Securing power lines for lanners

Electrocution: a threat to the lanner

Electrocution is one of the causes of mortality for many bird species, especially large birds of prey and vultures. It happens when a flying or perching bird touches both a live part and a conductive part of the pylon.

A pylon in open areas can be a convenient perch: it is ideal for resting, hunting or even to build a nest on. The large wingspan of some birds of prey, herons and storks makes such bird groups more at risk of electrocution, particularly during take-off and landing.

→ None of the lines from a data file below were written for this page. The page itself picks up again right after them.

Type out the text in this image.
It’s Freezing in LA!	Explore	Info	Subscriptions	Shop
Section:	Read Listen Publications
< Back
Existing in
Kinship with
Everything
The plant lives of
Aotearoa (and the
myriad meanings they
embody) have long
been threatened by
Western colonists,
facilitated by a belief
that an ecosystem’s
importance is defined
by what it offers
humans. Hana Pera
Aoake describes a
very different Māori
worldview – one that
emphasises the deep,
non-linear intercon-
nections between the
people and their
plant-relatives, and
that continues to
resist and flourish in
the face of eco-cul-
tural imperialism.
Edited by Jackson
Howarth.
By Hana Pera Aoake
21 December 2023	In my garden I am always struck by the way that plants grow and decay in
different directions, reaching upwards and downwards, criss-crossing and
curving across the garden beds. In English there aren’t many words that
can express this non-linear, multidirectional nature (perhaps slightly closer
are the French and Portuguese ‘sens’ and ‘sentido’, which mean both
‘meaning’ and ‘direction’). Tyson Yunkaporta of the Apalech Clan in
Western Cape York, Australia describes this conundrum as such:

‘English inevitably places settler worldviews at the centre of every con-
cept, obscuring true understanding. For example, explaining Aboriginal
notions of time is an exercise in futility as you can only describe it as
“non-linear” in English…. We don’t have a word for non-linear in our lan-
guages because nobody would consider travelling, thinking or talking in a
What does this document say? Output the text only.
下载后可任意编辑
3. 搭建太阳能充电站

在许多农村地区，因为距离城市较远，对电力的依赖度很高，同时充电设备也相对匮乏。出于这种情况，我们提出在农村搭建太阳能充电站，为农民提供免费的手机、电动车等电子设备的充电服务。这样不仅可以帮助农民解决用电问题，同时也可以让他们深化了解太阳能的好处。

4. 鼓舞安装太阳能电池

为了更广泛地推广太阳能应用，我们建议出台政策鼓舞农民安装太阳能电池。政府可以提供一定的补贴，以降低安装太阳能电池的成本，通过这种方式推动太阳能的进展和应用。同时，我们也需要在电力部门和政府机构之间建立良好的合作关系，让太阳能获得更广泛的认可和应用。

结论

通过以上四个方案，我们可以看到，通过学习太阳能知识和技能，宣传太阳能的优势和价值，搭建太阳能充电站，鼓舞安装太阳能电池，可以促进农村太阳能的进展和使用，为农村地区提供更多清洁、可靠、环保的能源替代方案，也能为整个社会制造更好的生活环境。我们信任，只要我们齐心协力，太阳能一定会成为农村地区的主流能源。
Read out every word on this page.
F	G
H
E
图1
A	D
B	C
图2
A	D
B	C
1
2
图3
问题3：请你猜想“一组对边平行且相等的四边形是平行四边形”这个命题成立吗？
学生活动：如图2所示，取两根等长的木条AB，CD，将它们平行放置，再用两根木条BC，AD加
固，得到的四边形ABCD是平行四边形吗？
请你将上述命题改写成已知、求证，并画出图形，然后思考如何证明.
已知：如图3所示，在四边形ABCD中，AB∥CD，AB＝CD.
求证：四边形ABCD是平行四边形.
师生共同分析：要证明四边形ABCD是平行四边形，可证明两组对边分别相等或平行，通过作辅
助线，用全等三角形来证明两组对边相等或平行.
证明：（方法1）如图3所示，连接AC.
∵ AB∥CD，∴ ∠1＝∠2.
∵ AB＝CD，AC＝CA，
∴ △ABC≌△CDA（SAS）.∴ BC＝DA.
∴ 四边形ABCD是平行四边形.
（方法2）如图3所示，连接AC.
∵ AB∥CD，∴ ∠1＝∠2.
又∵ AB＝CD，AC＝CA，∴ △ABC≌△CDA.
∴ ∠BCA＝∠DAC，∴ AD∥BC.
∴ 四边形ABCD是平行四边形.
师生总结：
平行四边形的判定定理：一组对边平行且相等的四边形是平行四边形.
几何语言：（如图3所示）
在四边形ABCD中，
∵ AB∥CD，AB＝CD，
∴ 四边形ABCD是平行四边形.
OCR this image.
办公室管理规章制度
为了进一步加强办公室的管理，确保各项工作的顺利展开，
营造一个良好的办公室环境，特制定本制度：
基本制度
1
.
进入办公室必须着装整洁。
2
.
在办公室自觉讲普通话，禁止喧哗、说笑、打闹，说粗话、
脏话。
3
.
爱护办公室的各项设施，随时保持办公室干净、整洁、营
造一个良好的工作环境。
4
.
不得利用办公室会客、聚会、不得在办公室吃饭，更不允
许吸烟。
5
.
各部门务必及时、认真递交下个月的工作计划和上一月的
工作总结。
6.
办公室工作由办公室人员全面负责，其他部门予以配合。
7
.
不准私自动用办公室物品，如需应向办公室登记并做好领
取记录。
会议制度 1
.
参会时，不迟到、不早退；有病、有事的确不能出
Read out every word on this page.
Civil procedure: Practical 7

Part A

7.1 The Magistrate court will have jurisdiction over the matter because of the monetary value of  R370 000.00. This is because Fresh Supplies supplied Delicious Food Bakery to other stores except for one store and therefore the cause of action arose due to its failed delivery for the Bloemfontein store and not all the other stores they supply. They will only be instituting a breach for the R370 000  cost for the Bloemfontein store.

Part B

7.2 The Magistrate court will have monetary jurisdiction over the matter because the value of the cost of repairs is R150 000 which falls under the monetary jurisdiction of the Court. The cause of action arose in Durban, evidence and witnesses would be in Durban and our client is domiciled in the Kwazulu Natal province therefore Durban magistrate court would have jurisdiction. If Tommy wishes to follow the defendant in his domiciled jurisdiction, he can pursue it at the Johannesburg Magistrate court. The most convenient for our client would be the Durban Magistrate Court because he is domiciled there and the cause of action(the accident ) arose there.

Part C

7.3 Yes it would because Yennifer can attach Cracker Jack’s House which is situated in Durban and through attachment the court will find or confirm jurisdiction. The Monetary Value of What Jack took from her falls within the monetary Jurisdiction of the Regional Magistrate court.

However, good planning and design can drastically reduce the impact that electrical infrastructure has on biodiversity (link). Within the 7 conservation actions planned in our LIFE Lanner project, action C3 is aimed at mitigating this impact for the lanner.

To this end, our partner E-distribuzione has intervened in some areas of the Viterbo hinterland, specifically in the Lake Vico Regional Nature Reserve and within the Natural Regional Park of Marturanum. E-Distribuzione inspected the relevant areas together with the staff of the Lazio Region involved in the LIFE Lanner, and pinpointed over a hundred pylons for which intervention is needed.

Our progress so far

As of today, 83 medium voltage pylons have been secured (about 6 kilometers of power line) in the Vico area, and 44 pylons in Marturanum. We plan to identify a further 50 supports in the near future in areas yet to be defined.

The work consisted in the insulation of bare conductors close to the pylons. A special anti-shock silicone sheath covered in insulating tape was used. The contractor responsible for the work followed the instructions and procedures indicated by E-distribuzione in their “Handbook for mitigating the risk of electrocution in birds”.

A small percentage of a power line pylons can be responsible for a large share of bird mortality, so the identification of the points on which to act is essential for conservation success. Furthermore, securing lines in the vicinity of hacking boxes is critical to protect the young lanners released as part of the project, who are still inexperienced in flight.

Good news for all biodiversity in the area

Of course, the lanner is not the only species that will benefit from the securing of power lines in the area. This concrete conservation action is essential to increase the chances of successful reintroduction planned by the project. On top of that, all other flying species can take advantage of a safer environment.